More GNSS satellites means greater accuracy
the more satellite signals that are available the greater the system's accuracy
While highly-accurate military-grade positioning data are coded into the navigation signals, one of the strengths of the PARIS system is that it does not need access to them. Instead, all the information required is extracted by the process of combining the original and reflected beams. And the more satellite signals that are available, the greater the system's accuracy in time and space – within a decade a figure of more than 150 satellites looks likely.
The US Defense Department's Global Positioning System (GPS) was the first operational Global Navigation Satellite System (GNSS), but many other systems are set to join it. The first test spacecraft of the joint ESA-EU Galileo GNSS are already in orbit, and the system is due to become operational around 2015. Galileo will also be joined by China's Beidou system, while India and Japan are planning regional systems and Russia is considering upgrading its own GLONASS navigation system to make it inter-operable with other GNSS systems.

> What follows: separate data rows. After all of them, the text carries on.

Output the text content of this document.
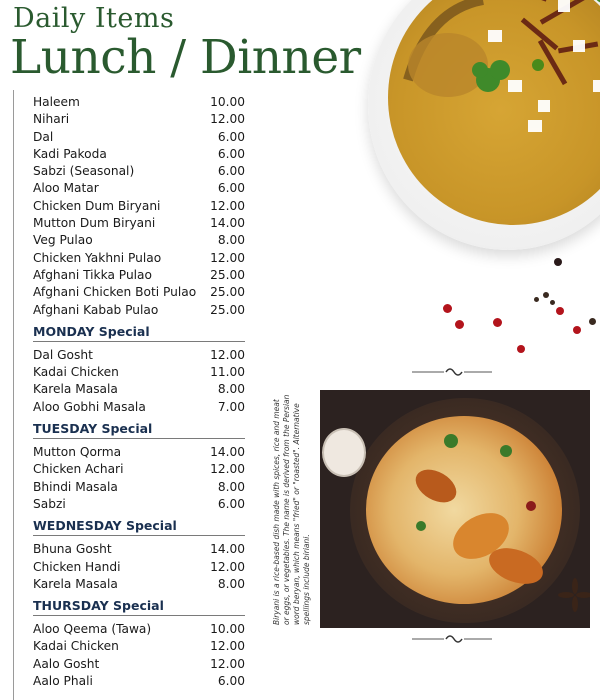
Daily Items
Lunch / Dinner
Haleem	10.00
Nihari	12.00
Dal	6.00
Kadi Pakoda	6.00
Sabzi (Seasonal)	6.00
Aloo Matar	6.00
Chicken Dum Biryani	12.00
Mutton Dum Biryani	14.00
Veg Pulao	8.00
Chicken Yakhni Pulao	12.00
Afghani Tikka Pulao	25.00
Afghani Chicken Boti Pulao	25.00
Afghani Kabab Pulao	25.00
MONDAY Special
Dal Gosht	12.00
Kadai Chicken	11.00
Karela Masala	8.00
Aloo Gobhi Masala	7.00
TUESDAY Special
Mutton Qorma	14.00
Chicken Achari	12.00
Bhindi Masala	8.00
Sabzi	6.00
WEDNESDAY Special
Bhuna Gosht	14.00
Chicken Handi	12.00
Karela Masala	8.00
THURSDAY Special
Aloo Qeema (Tawa)	10.00
Kadai Chicken	12.00
Aalo Gosht	12.00
Aalo Phali	6.00
Biryani is a rice-based dish made with spices, rice and meat or eggs, or vegetables. The name is derived from the Persian word beryan, which means "fried" or "roasted". Alternative spellings include biriani.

The PARIS concept was first proposed the year that GPS became operational in 1993. Extensive research followed, working with partners including the UK National Oceanographic Centre (NOC), the French Institute for the Exploration of the Sea (IFREMER), Spain's Institute of Marine Science and Institute of Space Studies of Catalonia, Germany's GeoForschungsZentrum and French altimetry specialists Collecte Localisation Satellites (CLS).
Along the way the range of potential applications has grown from oceanic monitoring to wind and wave measurements, as well as useful measurements of soil moisture and forest biomass and even ice thickness, based on proven satellite detection of reflected GNSS signals from icecaps. PARIS would also gather realtime data on variations in the ionosphere – an electrically charged portion of the atmosphere that can cause delay in the propagation of GNSS signals.